Чтоб были разные группы населения, чтоб потом следить за их развитием, ведь главный эксперимент и начнется потом: тут должна работать специальная группа социологов, экономистов, медиков… Хорошо, что не в Москве, справедливо: Сибирь, Север как раз и должны стать первоочередным полигоном для подобных испытаний, не только моих. То, без чего на Западе – особенно в обслуге – пока можно терпеть, тут – уже зарез…
Нет, не могли мои вопросы, с наскока, поколебать его спокойствия, вроде бы даже и обреченного, – неужели решил, что Токареву действительно удастся прикрыть эксперимент?.. И я пошутить решился:
– Выходит, эксперимент-то и правда ершистый, непричесанный?
Тверитинов усмехнулся, тоже припомнив фразу токаревского бровастого зама.
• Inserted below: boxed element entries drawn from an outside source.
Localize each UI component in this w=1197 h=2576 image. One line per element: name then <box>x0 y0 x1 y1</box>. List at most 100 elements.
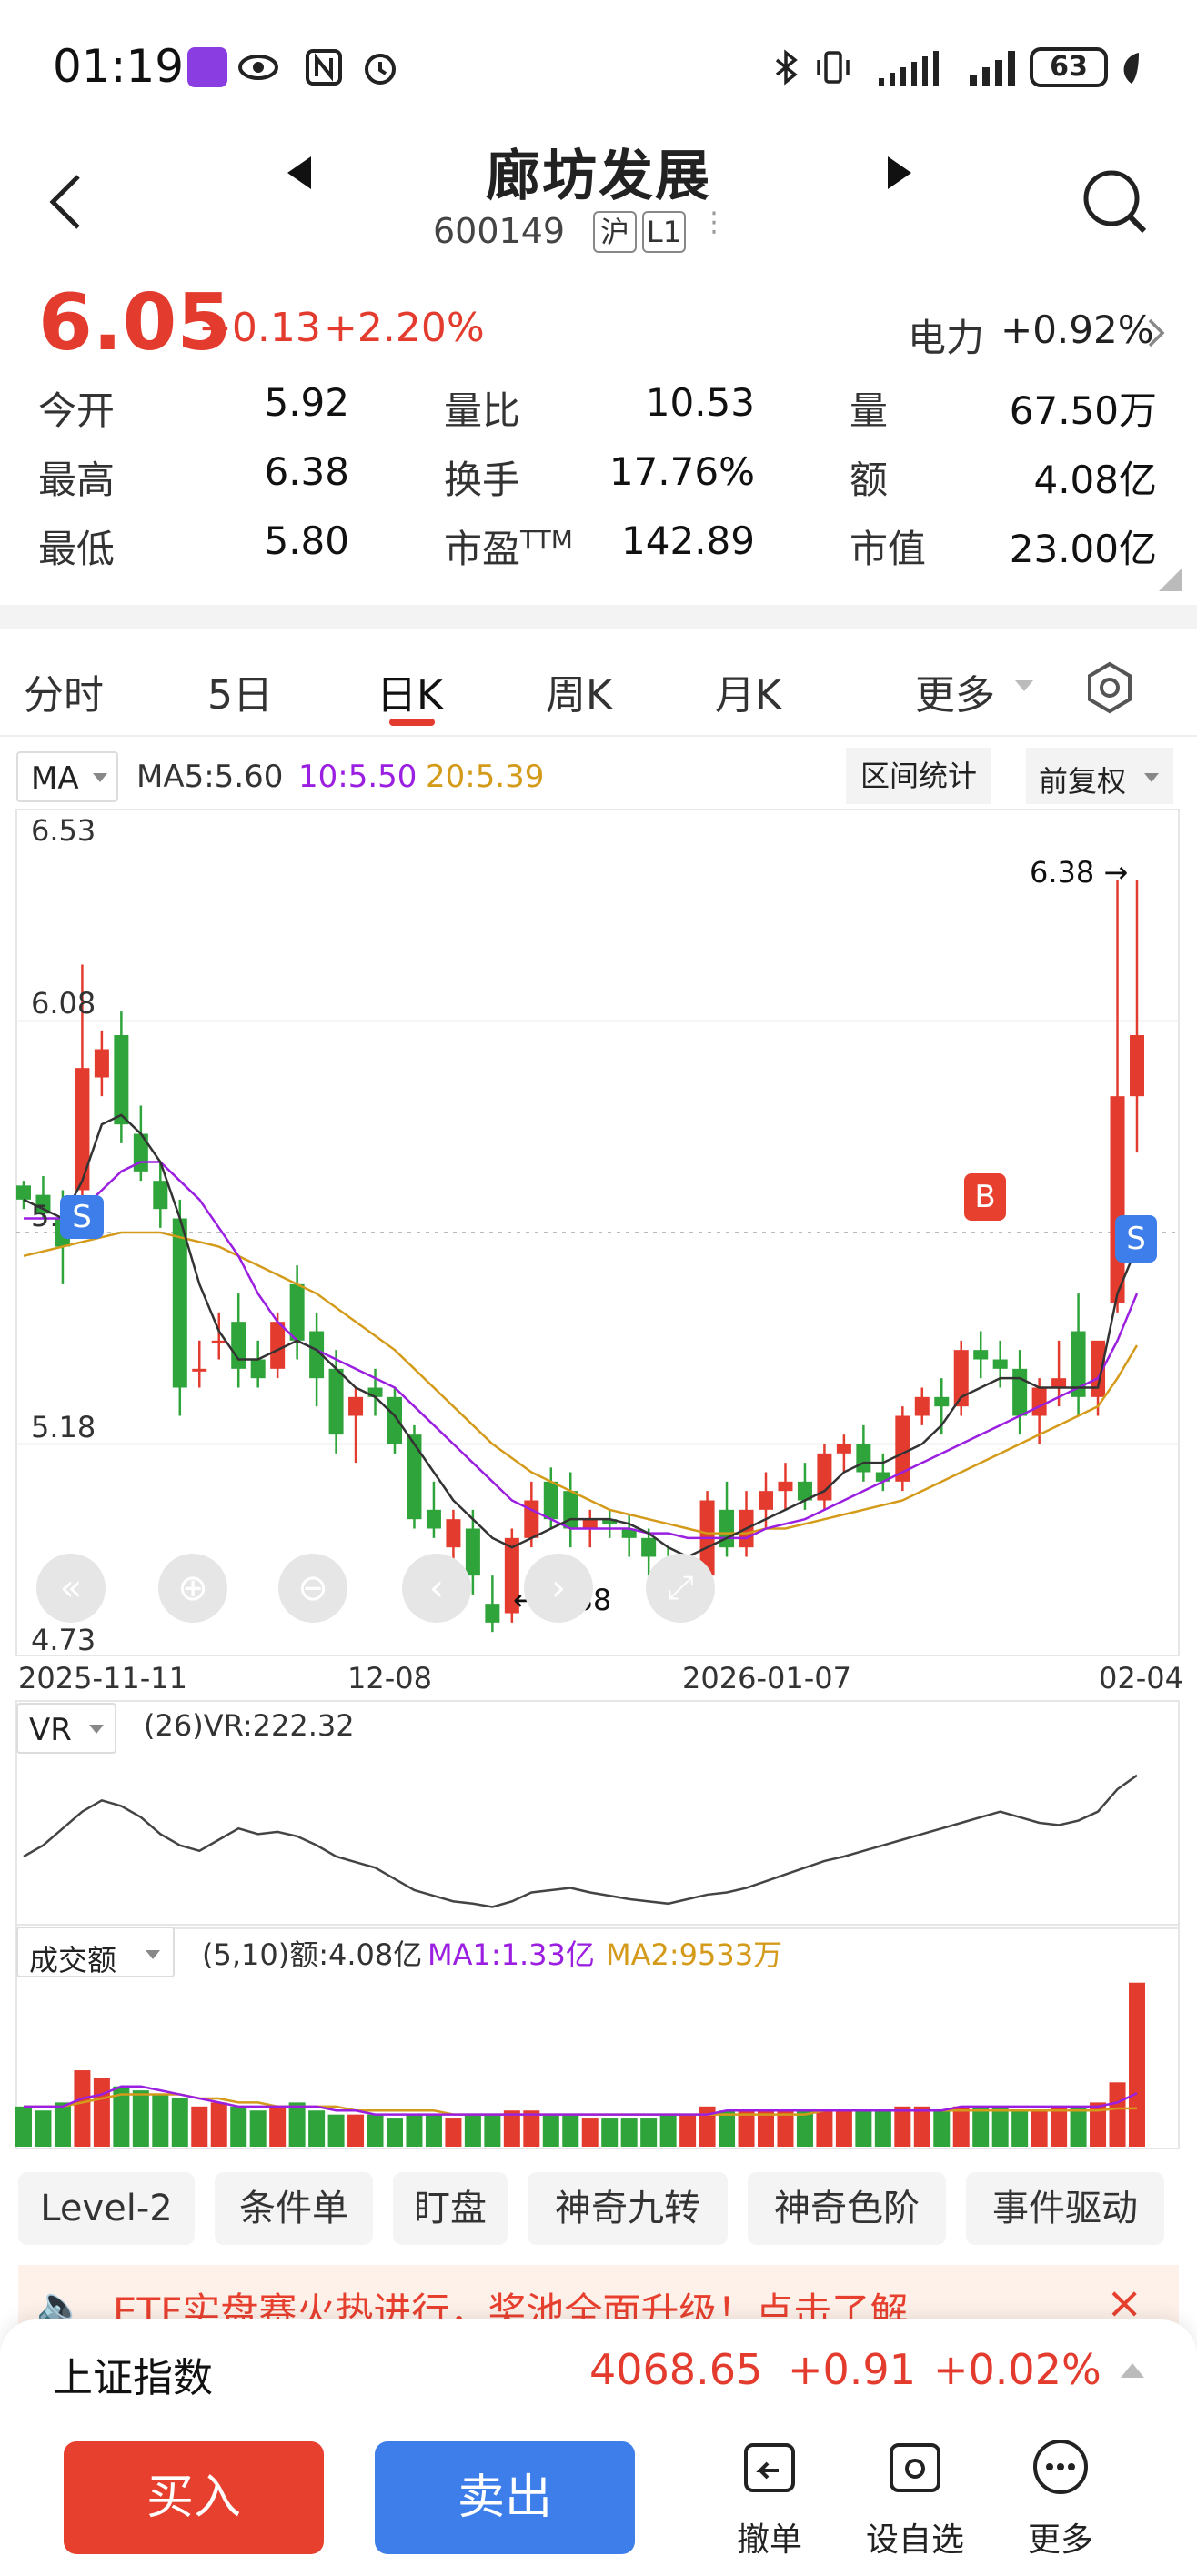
tool-magic-nine[interactable]: 神奇九转 <box>528 2172 728 2245</box>
tab-more[interactable]: 更多 <box>915 662 995 720</box>
next-stock-icon[interactable] <box>882 155 915 191</box>
candle-body <box>446 1519 461 1548</box>
tab-5day[interactable]: 5日 <box>207 662 273 720</box>
turnover-value: 17.76% <box>609 449 755 494</box>
candle-body <box>426 1509 441 1529</box>
sector-change[interactable]: +0.92% <box>1001 307 1154 352</box>
zoom-in-icon[interactable]: ⊕ <box>158 1554 227 1623</box>
tab-intraday[interactable]: 分时 <box>24 662 104 720</box>
vr-indicator-select[interactable]: VR <box>16 1703 116 1754</box>
candle-body <box>543 1481 558 1520</box>
amount-bar <box>1070 2106 1087 2147</box>
candle-body <box>856 1444 871 1473</box>
settings-hex-icon[interactable] <box>1082 660 1137 715</box>
eye-icon <box>238 55 278 80</box>
more-label: 更多 <box>1027 2521 1093 2559</box>
amount-bar <box>855 2110 872 2147</box>
level-tag: L1 <box>642 211 686 253</box>
buy-marker[interactable]: B <box>964 1173 1006 1221</box>
buy-button[interactable]: 买入 <box>64 2441 324 2554</box>
amount-value: 4.08亿 <box>1033 458 1157 502</box>
indicator-select[interactable]: MA <box>16 751 118 802</box>
vr-select-label: VR <box>29 1712 72 1748</box>
index-pct: +0.02% <box>933 2345 1101 2394</box>
volume-indicator-select[interactable]: 成交额 <box>16 1927 175 1977</box>
sell-button[interactable]: 卖出 <box>375 2441 635 2554</box>
candle-body <box>1071 1331 1086 1397</box>
tab-monthly-k[interactable]: 月K <box>715 662 781 720</box>
amount-bar <box>484 2114 501 2147</box>
amount-bar <box>796 2110 813 2147</box>
more-dots-icon[interactable]: ⋮ <box>700 209 728 236</box>
max-price-label: 6.38 <box>1030 855 1095 890</box>
candle-body <box>719 1509 735 1548</box>
range-stats-button[interactable]: 区间统计 <box>846 748 991 804</box>
amount-bar <box>1031 2110 1048 2147</box>
amount-bar <box>132 2090 149 2147</box>
candle-body <box>211 1340 226 1343</box>
leaf-icon <box>1123 53 1139 84</box>
candle-body <box>270 1322 286 1369</box>
tool-level2[interactable]: Level-2 <box>18 2172 195 2245</box>
bluetooth-icon <box>775 49 798 86</box>
amount-bar <box>503 2110 520 2147</box>
candle-body <box>914 1396 930 1416</box>
caret-up-icon[interactable] <box>1119 2360 1146 2380</box>
scroll-left-icon[interactable]: ‹ <box>402 1554 471 1623</box>
amount-ma2-legend: MA2:9533万 <box>606 1937 783 1972</box>
tool-magic-color[interactable]: 神奇色阶 <box>748 2172 946 2245</box>
amount-label: 额 <box>850 458 889 502</box>
amount-legend: (5,10)额:4.08亿 <box>202 1937 423 1972</box>
add-watchlist-icon <box>890 2443 940 2492</box>
chevron-right-icon[interactable] <box>1146 317 1168 349</box>
tool-watch[interactable]: 盯盘 <box>393 2172 508 2245</box>
adjust-select[interactable]: 前复权 <box>1026 748 1173 804</box>
x-label-3: 2026-01-07 <box>682 1661 851 1696</box>
high-value: 6.38 <box>264 449 349 494</box>
search-icon[interactable] <box>1079 166 1152 238</box>
amount-bar <box>1109 2082 1126 2147</box>
y-label-top: 6.53 <box>31 813 96 848</box>
fullscreen-icon[interactable]: ⤢ <box>646 1554 715 1623</box>
expand-corner-icon[interactable] <box>1159 568 1182 591</box>
amount-bar <box>15 2106 32 2147</box>
amount-bar <box>816 2110 833 2147</box>
tool-event-driven[interactable]: 事件驱动 <box>966 2172 1164 2245</box>
candle-body <box>992 1359 1008 1369</box>
amount-bar <box>972 2106 990 2147</box>
add-watchlist-action[interactable]: 设自选 <box>860 2438 970 2561</box>
amount-ma2-line <box>24 2093 1138 2116</box>
amount-bar <box>620 2118 638 2147</box>
market-cap-value: 23.00亿 <box>1009 527 1157 571</box>
amount-bar <box>933 2110 951 2147</box>
amount-ma1-line <box>24 2085 1138 2116</box>
amount-bar <box>425 2114 442 2147</box>
more-action[interactable]: 更多 <box>1006 2438 1115 2561</box>
candle-body <box>1012 1368 1028 1416</box>
amount-bar <box>952 2106 970 2147</box>
zoom-out-icon[interactable]: ⊖ <box>278 1554 347 1623</box>
scroll-right-icon[interactable]: › <box>524 1554 593 1623</box>
amount-bar <box>210 2102 227 2147</box>
pe-value: 142.89 <box>621 518 755 563</box>
tab-daily-k[interactable]: 日K <box>377 662 443 720</box>
candle-body <box>836 1444 851 1454</box>
index-name[interactable]: 上证指数 <box>53 2345 213 2403</box>
amount-bar <box>601 2118 619 2147</box>
sell-marker-right[interactable]: S <box>1115 1215 1157 1263</box>
caret-down-icon[interactable] <box>1013 679 1035 693</box>
amount-bar <box>738 2110 755 2147</box>
cancel-order-action[interactable]: 撤单 <box>715 2438 824 2561</box>
tool-conditional-order[interactable]: 条件单 <box>215 2172 373 2245</box>
exchange-tag: 沪 <box>593 211 637 253</box>
low-label: 最低 <box>38 527 116 571</box>
amount-bar <box>35 2110 52 2147</box>
amount-bar <box>542 2114 559 2147</box>
amount-bar <box>894 2106 911 2147</box>
tab-weekly-k[interactable]: 周K <box>546 662 612 720</box>
sell-marker-left[interactable]: S <box>60 1195 104 1239</box>
candle-body <box>817 1453 832 1501</box>
sector-label[interactable]: 电力 <box>908 307 984 363</box>
rewind-icon[interactable]: « <box>36 1554 106 1623</box>
candle-body <box>250 1359 266 1379</box>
Но почти тут же усмешка стала улыбкой, коричневые его глаза наполнились грустным доверием, и он проговорил тихо, почти заговорщицки:
– Знаете, арка для меня – совсем как жизнь человеческая: взлет – падение, уход и опять – рождение, взлет… Столько в ней, я бы сказал, изящной необходимости! Из всех конструктивных форм арка конечно же самая эмоциональная, пластичная. А здесь она, во всяком случае для меня, людскую общность какую-то несет, общность тех, кто будет жить в этом доме… «Прически требует»! – он повторил эту фразу и неожиданно громко, неудержимо рассмеялся, продолжая говорить сквозь смех: – Это ж все равно… ну, не знаю… в симфонии, в самом патетическом месте соло на балалайке подпустить бы, а?.. Так и прическа эта…
Я тоже смеялся. Тверитинов еще пояснил, должно быть, теперь угадав во мне душу сходную:
– Культура – это, кроме всего прочего, когда человек подходит к новой для себя вещи без предвзятости, готовых мерок. С любопытством, как минимум.
Желая понять. А если этого нет!.. – Александр Григорьевич показал гибкими своими, длинными пальцами, как безнадежен и уныл такой человек, какой он обрубленно-плоский.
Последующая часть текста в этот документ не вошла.